La conséquence opérationnelle est simple : ne bâtissez jamais votre trame de lettre d’offre seul. Faites-la qualifier une fois par le conseil juridique de votre client ou de votre cabinet, puis réutilisez cette version validée. Une seule formulation modifiée peut faire basculer le document d’une catégorie à l’autre.

Deux réflexes en découlent. D’abord, n’envoyez jamais une lettre d’offre avant d’avoir le feu vert définitif de tous les décideurs internes : à ce stade, se rétracter n’est plus neutre. Ensuite, si votre client est établi hors de France — en Belgique, en Suisse, au Québec ou dans un pays d’Afrique francophone — ne transposez pas ce raisonnement : la valeur juridique d’une offre d’emploi acceptée y obéit à ses propres règles.

Comment personnaliser votre offre pour les profils très demandés

Envoyer un modèle générique à un profil rare, un ingénieur IA ou un cadre dirigeant expérimenté, est l’une des erreurs les plus coûteuses en recrutement. Pour eux, la lettre d’offre n’est pas un document informatif : c’est votre dernière cartouche. La personnalisation n’est pas un détail, c’est la stratégie.

Ces professionnels étudient probablement plusieurs propositions en parallèle. Une offre impersonnelle envoie un seul signal : l’entreprise ne s’intéresse pas vraiment à eux. Votre objectif est de relier l’offre aux motivations que le candidat a laissé filtrer tout au long du processus. Écoutez et prenez des notes : c’est là que tout se joue.

Détectez ses motivations réelles

Chaque interaction avec un candidat est une mine d’or.
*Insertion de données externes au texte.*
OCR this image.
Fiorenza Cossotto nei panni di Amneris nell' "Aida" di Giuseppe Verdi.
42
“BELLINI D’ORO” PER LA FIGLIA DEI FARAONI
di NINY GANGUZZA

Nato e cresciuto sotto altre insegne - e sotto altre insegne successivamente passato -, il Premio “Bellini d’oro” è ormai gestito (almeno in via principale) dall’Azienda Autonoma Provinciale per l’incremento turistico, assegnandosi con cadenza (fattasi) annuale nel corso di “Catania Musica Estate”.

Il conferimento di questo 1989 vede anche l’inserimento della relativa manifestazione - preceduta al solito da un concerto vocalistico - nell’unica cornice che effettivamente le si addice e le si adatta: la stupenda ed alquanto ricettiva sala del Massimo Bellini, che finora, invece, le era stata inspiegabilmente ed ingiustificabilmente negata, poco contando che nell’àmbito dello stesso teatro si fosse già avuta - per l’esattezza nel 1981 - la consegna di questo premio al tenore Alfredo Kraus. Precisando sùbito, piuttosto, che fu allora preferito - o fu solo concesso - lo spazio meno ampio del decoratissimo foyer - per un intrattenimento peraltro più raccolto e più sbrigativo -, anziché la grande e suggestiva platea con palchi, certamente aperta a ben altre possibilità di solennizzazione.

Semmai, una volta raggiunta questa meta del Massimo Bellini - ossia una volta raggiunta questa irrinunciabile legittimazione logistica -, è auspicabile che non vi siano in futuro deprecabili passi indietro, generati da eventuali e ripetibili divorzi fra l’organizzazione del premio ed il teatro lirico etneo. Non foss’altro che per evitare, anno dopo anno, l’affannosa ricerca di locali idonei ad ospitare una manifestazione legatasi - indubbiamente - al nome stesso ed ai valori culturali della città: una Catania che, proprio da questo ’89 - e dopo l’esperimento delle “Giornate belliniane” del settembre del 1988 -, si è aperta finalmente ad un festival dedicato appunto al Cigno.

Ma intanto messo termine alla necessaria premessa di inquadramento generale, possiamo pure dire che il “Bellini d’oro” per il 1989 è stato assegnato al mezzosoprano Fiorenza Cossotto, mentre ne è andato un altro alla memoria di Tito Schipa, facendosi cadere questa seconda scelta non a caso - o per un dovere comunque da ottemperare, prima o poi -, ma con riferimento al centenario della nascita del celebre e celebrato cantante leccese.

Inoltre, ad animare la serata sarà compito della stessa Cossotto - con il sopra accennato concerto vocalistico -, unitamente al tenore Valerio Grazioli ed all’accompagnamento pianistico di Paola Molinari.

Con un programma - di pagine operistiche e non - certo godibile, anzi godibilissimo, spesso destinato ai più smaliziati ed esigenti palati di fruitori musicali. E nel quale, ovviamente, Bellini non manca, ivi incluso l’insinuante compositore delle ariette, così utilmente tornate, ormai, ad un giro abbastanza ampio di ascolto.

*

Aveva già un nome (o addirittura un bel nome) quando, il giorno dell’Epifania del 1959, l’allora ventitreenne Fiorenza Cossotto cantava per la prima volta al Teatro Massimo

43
Les entretiens ne sont pas un interrogatoire destiné à l’évaluer : ce sont vos occasions de comprendre ce qui le fait avancer.

A-t-il beaucoup insisté sur l’équilibre de vie pour passer plus de temps avec sa famille ? Alors, au lieu d’un « nous offrons de la flexibilité » générique, soyez précis dans la lettre : « vous travaillerez en hybride avec 3 jours de télétravail par semaine et une plage d’arrivée flexible entre 8 h et 10 h, pour vous organiser comme vous l’entendez ».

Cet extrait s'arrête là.